2019 appears to have data only for the month of December. The likelihood of there not being any lightning from January to November 2019 is ~0. This appears to be a case of missing data. We should probably exclude 2019 from the analysis (for most use cases).

Data for 1987

Now let’s inspect the data from the other outlier year, 1987.

# Read in 1987 data
df_1987 = pd.read_csv('eda_outliers_dataset3.csv')

Now let’s do the same datetime conversions and groupings we did for the other datasets.

# Convert `date` column to datetime
df_1987['date'] = pd.to_datetime(df_1987['date'])

# Create 2 new columns
df_1987['month'] = df_1987['date'].dt.month
df_1987['month_txt'] = df_1987['date'].dt.month_name().str.slice(stop=3)

# Group by `month` and `month_txt`, sum it, and sort. Assign result to new df
df_1987_by_month = df_1987.groupby(['month','month_txt']).sum().sort_values('month', ascending=True).head(12).reset_index()
df_1987_by_month

	month	month_txt	number_of_strikes
0	1	Jan	23044
1	2	Feb	61020
2	3	Mar	117877
3	4	Apr	157890
4	5	May	700910
5	6	Jun	1064166
6	7	Jul	2077619
7	8	Aug	2001899
8	9	Sep	869833
9	10	Oct	105627
10	11	Nov	155290
11	12	Dec	43661

This difference that 2019 does not have data for all months, and that 1987 does have data for all months, helps us to know how to handle these two outliers. For 2019, it would make sense to exclude it from our analysis. As for 1987, we recognize that it is indeed an outlier but it should not be excluded from our analysis because it does have lightning strike totals included for each month of the year.

Rechecking the Means and the Medians

Finally, let’s re-run the mean and median after removing the outliers.

# Create new df that removes outliers
df_without_outliers = df[df['number_of_strikes'] >= lower_limit]

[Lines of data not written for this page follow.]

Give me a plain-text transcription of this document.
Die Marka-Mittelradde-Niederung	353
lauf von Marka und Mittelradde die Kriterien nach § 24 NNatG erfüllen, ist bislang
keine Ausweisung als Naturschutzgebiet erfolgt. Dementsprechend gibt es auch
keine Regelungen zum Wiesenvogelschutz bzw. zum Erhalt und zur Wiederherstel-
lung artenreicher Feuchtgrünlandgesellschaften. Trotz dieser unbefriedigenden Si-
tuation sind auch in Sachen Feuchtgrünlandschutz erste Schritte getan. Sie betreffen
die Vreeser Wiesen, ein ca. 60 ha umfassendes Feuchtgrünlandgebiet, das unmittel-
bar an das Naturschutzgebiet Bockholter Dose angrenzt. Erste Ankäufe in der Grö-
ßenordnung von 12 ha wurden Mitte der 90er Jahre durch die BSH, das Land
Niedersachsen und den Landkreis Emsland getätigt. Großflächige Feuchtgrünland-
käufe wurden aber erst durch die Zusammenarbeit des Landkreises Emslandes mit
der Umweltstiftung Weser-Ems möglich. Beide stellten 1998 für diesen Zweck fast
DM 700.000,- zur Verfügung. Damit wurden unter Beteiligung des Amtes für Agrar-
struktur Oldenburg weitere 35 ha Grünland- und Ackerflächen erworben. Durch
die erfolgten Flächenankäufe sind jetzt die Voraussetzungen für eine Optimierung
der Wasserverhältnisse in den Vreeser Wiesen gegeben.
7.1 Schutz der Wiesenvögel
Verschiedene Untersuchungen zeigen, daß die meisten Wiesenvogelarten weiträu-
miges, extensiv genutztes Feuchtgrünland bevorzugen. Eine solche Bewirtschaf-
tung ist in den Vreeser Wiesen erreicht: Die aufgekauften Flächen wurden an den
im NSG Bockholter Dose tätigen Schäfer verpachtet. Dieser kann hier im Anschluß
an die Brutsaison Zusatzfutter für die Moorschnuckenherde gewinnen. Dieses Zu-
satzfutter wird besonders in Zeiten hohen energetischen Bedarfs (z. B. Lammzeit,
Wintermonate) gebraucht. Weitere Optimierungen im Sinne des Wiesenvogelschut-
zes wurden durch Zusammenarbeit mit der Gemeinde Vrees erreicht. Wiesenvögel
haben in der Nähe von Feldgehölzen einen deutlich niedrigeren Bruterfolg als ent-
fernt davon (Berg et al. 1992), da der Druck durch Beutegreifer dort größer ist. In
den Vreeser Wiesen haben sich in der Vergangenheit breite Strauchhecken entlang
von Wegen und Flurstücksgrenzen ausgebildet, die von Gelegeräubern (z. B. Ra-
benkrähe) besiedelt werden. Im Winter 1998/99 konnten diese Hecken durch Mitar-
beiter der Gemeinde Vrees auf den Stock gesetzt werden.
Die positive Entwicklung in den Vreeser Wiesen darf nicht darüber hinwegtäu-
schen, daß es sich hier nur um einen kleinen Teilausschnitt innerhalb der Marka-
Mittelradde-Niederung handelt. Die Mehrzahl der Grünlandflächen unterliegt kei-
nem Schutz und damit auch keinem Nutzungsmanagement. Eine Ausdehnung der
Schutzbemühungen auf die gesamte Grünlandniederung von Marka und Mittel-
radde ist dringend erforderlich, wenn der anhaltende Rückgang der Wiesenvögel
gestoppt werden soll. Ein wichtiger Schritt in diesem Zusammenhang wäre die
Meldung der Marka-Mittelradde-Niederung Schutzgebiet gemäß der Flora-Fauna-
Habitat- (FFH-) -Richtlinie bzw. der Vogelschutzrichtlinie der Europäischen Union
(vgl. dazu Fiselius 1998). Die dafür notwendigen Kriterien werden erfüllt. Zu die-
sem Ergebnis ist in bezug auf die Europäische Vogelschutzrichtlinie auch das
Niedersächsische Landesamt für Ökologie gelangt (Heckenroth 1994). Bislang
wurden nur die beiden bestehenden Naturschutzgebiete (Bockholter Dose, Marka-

# Recalculate mean and median values on data without outliers
print("Mean:" + readable_numbers(np.mean(df_without_outliers['number_of_strikes'])))
print("Median:" + readable_numbers(np.median(df_without_outliers['number_of_strikes'])))

Mean:28.2M
Median:28.8M

Both the mean and the median changed, but the mean much more so. The outliers significantly affect the dataset’s mean, but do not significantly affect the median.